Wyróżnikiem takiej twórczości, być może niewidocznym dla odbiorcy przypadkowego, jest bezlik wyrażeń typu „trzeba”, „musimy”, „będzie to wymagało”, „konieczna zmiana”, „możemy”, „powinien”, „potrzebne”, „docelowo”, „wyzwania przyszłości”, itp., itd., który sprawia wrażenie partyjnej agitki, przemówienia pisanego na potrzeby kampanii, adresowanej do tzw. człowieka z ulicy – niezbyt świadomego, ale wrażliwego na hasła-memy i zarażonego wirusem chciejstwa. Autorzy takich tekstów najwyraźniej nie zauważają, że ich moc sprawcza jest raczej niewielka, bo paradygmatu oświatowego nie wybiera w referendum choćby i liczne, pospolite ruszenie miłośników miękkich kompetencji, oraz wyświechtanego „dialogu i szacunku”. Również w samej treści przesłania, nad jakimikolwiek konkretami i faktami wyraźnie przeważa u nich ideologia, hasłowość i uproszczenie, tak charakterystyczne dla populizmu dowolnego autoramentu. Dla przykładu, przysłowiowe już wyzwania przyszłości, którymi tak się martwią i ekscytują, nie są na ogół żadną niespodzianką. W większości przypadków, nie stoją za nimi nagłe wydarzenia, czy wręcz kataklizmy – są konsekwencją naszych bieżących działań, lub, jeszcze częściej, zaniechań. Śmiem twierdzić, że nawet na prawdziwe, niespecjalnie przewidywalne wyzwania (vide pandemia) nie daje się nikomu przygotować, w stopniu przez autorów oczekiwanym, a więc takie apele mogą oni tworzyć w dowolnej ilości, w dowolnym momencie i być zawsze pewnym ich aktualności. Ich zerowej skuteczności, również, ale chyba niespecjalnie ich to martwi.

Kolejnym mankamentem takich kampanii „pozytywnych” jest budowanie zamków na piasku, niezrozumienie, a może wyparcie faktu, że nawet sensowne zmiany, które przeszły(by) próbę praktyczną, nie są możliwe do systemowej introdukcji w zastanym środowisku. Po pierwsze, nie ma żadnej, realnej możliwości zadziałania wspomnianej w tekście (chyba dla ozdoby) ewolucji, a więc bezkierunkowego rozwoju opisywanych, szczytnych założeń, a tylko taki proces (nielubiany dobór naturalny) mógłby zapewnić wyłonienie paradygmatu konkurencyjnego wobec (czy aby jednego?) niemiłościwie nam panującego. Po drugie, w całym tym mesjańskim przekazie, panuje, znów oparte na wishful thinking, utopistyczne przekonanie, że istnieje jakiś jeden gotowy, spójny, idealny, „nowy paradygmat”, którego wprowadzenie uzależnione jest podobno wyłącznie od dobrej woli wszystkich do niego nieprzekonanych. Tymczasem, aby tak się stało, musi istnieć pole, rynek, na którym idee i pomysły ścierają się i rywalizują. Internetowe dekrety i przepychanki takim rynkiem nie są.

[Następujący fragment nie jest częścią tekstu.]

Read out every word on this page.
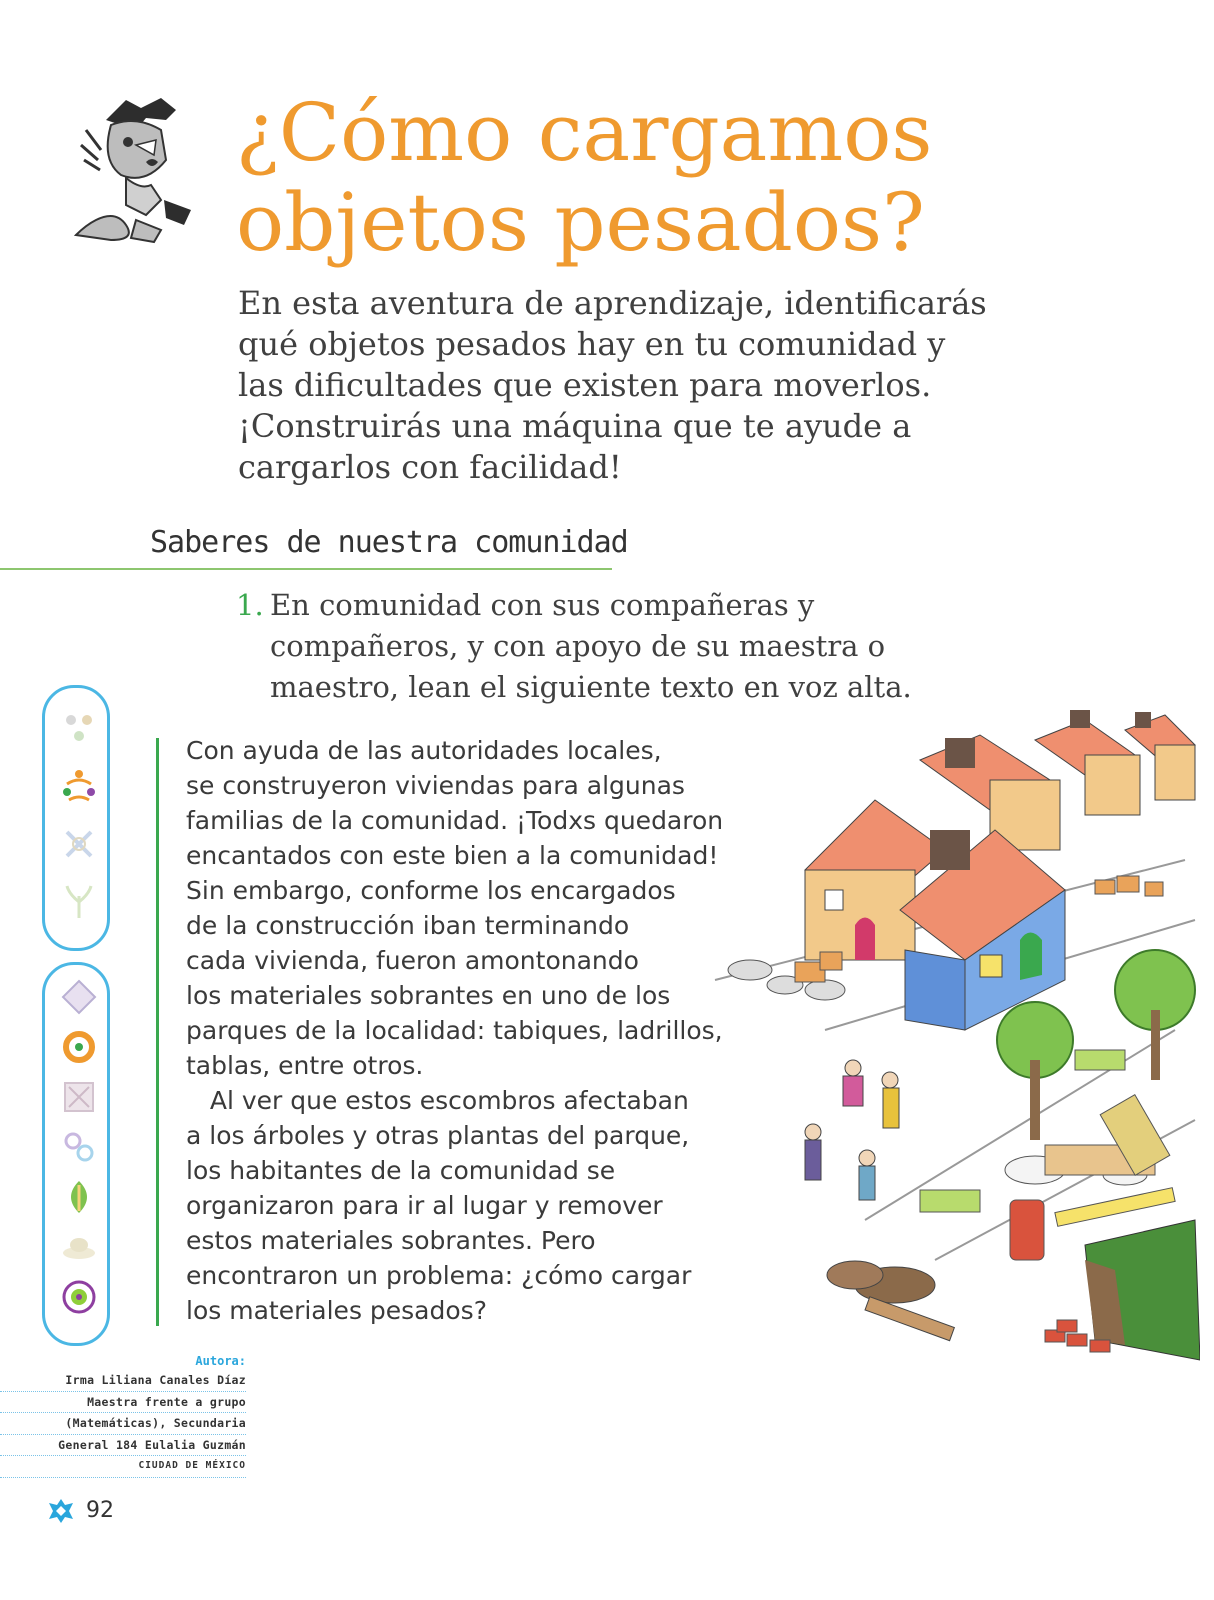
¿Cómo cargamos
objetos pesados?
En esta aventura de aprendizaje, identificarás
qué objetos pesados hay en tu comunidad y
las dificultades que existen para moverlos.
¡Construirás una máquina que te ayude a
cargarlos con facilidad!
Saberes de nuestra comunidad
1. En comunidad con sus compañeras y
compañeros, y con apoyo de su maestra o
maestro, lean el siguiente texto en voz alta.
Con ayuda de las autoridades locales,
se construyeron viviendas para algunas
familias de la comunidad. ¡Todxs quedaron
encantados con este bien a la comunidad!
Sin embargo, conforme los encargados
de la construcción iban terminando
cada vivienda, fueron amontonando
los materiales sobrantes en uno de los
parques de la localidad: tabiques, ladrillos,
tablas, entre otros.
Al ver que estos escombros afectaban
a los árboles y otras plantas del parque,
los habitantes de la comunidad se
organizaron para ir al lugar y remover
estos materiales sobrantes. Pero
encontraron un problema: ¿cómo cargar
los materiales pesados?
Autora:
Irma Liliana Canales Díaz
Maestra frente a grupo
(Matemáticas), Secundaria
General 184 Eulalia Guzmán
CIUDAD DE MÉXICO
92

W swoim życiu zawodowym i publicystycznym, tak wiele razy przeciwstawiałem się uprawianiu chciejstwa i bełkotu, ubranych w profesjonalny żargon, że dziś nie mam już nawet siły i ochoty, by po raz kolejny wykazywać, jak wiele założeń omawianego tekstu (i jednocześnie tysiąca innych), kłóci się z logiką, lub jest po prostu kłamstwem, powtórzonym wystarczająco wiele razy, by stać się prawdą obiegową. Nie poświęcę więc kolejnych kilku tysięcy słów, by tłumaczyć niedorzeczność przekonania, że żyjemy w wyjątkowych czasach (i sami jesteśmy wyjątkowi), tylko dlatego, że XXI wiek charakteryzuje się przyspieszeniem rozwoju technologicznego oraz przeobrażeń społecznych i kulturowych (jest to zmiana ilościowa, nie jakościowa i w zasadzie każde stulecie się tym charakteryzuje, w stosunku do poprzedniego). W wieku XIX, ludzka psychika również nie nadążała za tempem zmian w otoczeniu, a jednak ludzkość przetrwała i może teraz biadolić nad losem dzieci i młodzieży, choć zupełnie bez sensu, ponieważ to akurat ta część społeczeństwa, która biologicznie jest predysponowana do wprowadzania i oswajania zmian, i nic się w tej kwestii nie zmieniło od początków rodzaju Homo, a i pewnie od epok grubo wcześniejszych.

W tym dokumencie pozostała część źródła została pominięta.